Fitness

Fitness trends evolve, keep people active

Story image for Fitness from Omaha World-Herald

Boutique fitness studios, CrossFit and FitBits are as popular today as Jane Fonda, the ThighMaster and Tae Bo were in the 1980s and 90s.

Roughly 20 percent of the $30 billion health club industry are boutique fitness concepts, according to the International Health, Racquet & Sportsclub Association. Those studios specialize in everything from boot camps to dance classes to indoor cycling.

The CrossFit brand, meanwhile, is an industry of its own, annually bringing in roughly $4 billion worldwide. FitBit, which looks like a watch and tracks steps taken, earned revenues of $2.17 billion worldwide for fiscal year 2016, the company reported.

Every so often, a fitness movement comes along that gets people pumped up in the seemingly never-ending quest to lose weight and get in shape. Thirty years ago, it was workout videos or devices that now seem weird. Today, it’s specialty workout classes and tech-minded fitness.

Why do people need to jump onto whatever is trendy to get motivated? And, with a recent University of Washington study estimating that more than 107 million children and 603 million adults are obese — is it working?

Hopefully, said Julie Cobos, supervisor of clinical fitness at Lakeside Hospital in west Omaha. Trends come and go, but the desire remains.

“This is nothing new,” she said. “It’s whatever new thing people are seeing, the marketing and the visibility.

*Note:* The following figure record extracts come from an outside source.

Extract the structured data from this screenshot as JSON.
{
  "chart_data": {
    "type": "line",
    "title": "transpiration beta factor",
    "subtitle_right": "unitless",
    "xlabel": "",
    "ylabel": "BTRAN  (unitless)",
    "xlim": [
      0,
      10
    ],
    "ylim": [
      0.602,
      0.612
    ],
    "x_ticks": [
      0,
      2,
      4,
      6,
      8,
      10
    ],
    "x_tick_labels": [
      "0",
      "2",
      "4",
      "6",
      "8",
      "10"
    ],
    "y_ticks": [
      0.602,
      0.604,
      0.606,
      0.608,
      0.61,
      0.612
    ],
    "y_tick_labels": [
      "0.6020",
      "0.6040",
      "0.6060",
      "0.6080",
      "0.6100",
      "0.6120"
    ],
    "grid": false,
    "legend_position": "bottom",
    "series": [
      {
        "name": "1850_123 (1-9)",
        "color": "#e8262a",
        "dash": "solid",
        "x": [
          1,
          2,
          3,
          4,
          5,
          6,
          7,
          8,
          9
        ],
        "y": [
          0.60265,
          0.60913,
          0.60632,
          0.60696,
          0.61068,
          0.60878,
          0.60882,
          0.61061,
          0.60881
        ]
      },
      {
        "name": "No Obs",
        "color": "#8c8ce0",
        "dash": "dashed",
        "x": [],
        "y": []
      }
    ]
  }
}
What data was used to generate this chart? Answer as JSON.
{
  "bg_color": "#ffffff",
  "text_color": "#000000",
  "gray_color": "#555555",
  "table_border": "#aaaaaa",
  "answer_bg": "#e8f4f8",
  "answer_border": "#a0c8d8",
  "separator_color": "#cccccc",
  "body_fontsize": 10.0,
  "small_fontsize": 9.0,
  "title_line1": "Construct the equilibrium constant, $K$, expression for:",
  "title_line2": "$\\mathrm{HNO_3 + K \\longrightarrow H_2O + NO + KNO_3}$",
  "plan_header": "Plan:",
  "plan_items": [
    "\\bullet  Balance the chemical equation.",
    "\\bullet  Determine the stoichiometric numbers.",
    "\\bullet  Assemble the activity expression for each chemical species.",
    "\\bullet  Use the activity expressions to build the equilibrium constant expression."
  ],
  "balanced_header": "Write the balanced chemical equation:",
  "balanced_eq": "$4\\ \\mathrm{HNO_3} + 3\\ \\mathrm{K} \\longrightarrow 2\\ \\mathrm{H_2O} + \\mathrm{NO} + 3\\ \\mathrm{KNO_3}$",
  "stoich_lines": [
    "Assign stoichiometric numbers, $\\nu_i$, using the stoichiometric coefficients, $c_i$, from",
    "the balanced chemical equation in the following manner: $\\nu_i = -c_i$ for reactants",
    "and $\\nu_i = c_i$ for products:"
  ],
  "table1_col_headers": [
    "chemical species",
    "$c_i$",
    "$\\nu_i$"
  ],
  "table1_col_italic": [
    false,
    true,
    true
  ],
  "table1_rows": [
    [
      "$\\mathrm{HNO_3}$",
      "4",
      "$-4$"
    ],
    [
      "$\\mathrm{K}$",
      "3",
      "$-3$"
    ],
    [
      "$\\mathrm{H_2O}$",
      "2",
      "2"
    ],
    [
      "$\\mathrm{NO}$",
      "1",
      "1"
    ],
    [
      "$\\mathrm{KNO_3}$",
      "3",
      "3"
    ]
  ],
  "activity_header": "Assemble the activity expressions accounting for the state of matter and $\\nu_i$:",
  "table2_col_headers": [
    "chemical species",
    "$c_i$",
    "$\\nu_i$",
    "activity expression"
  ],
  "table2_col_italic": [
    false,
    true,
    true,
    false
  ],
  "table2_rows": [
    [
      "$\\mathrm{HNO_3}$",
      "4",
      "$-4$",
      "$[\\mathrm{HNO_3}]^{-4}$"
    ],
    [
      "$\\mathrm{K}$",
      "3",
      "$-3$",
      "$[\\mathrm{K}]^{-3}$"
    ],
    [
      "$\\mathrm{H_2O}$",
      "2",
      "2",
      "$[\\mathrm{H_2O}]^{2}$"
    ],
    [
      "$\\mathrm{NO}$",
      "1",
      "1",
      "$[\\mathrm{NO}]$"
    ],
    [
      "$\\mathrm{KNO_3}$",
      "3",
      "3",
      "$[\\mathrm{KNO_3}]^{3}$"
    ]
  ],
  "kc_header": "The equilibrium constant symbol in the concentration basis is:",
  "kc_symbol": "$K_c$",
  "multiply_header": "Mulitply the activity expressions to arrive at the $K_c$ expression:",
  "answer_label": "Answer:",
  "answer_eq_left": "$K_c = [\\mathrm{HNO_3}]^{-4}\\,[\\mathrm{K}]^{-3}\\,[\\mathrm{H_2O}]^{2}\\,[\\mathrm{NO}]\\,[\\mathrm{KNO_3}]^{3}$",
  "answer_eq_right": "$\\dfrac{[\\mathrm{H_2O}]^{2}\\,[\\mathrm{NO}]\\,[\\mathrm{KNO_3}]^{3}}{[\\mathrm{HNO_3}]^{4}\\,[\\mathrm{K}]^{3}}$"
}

Everyone wants to look good and see results.”

But while some fitness crazes end up being short-term fads (anyone remember “Buns of Steel”?), others appear to have staying power, perhaps because they can work. They also can inspire people to push themselves harder than they thought they could, subsequently changing their lives.

“We gained nearly 70 members our first year in business and have nearly 150 adult members after being in business for three-plus years,” said James Kuna, co-owner of CrossFit Viral near 165th Street and West Maple Road. “We have all levels of participants, from elementary-school kids to young college-aged athletes to middle-aged soccer moms to 60-plus year-olds looking to restore some physical function.”

Advocates believe CrossFit is unlikely to go the way of pole dancing fitness classes.

CrossFit in particular has become arguably the biggest fitness trend in the world, with more than 4 million devotees at 13,000 gyms in 120 countries, according to its website.

Individuals of all fitness levels can take part. Professional CrossFit athletes compete at the national CrossFit Games every year. Elite athletes and regular folks can exercise at their local gyms and get really, really good at it.

People who go to CrossFit are told what workout to do every day, and since they can spend a lot of money on it, they can be more motivated to show up.

“Many people simply need accountability as it pertains to physical fitness,” Kuna said. “If they spend X amount of dollars on a personal trainer, there is someone expecting them at the gym every week. When they might otherwise find a reason to not go to the gym, they now have both a personal and monetary commitment to someone to show up.”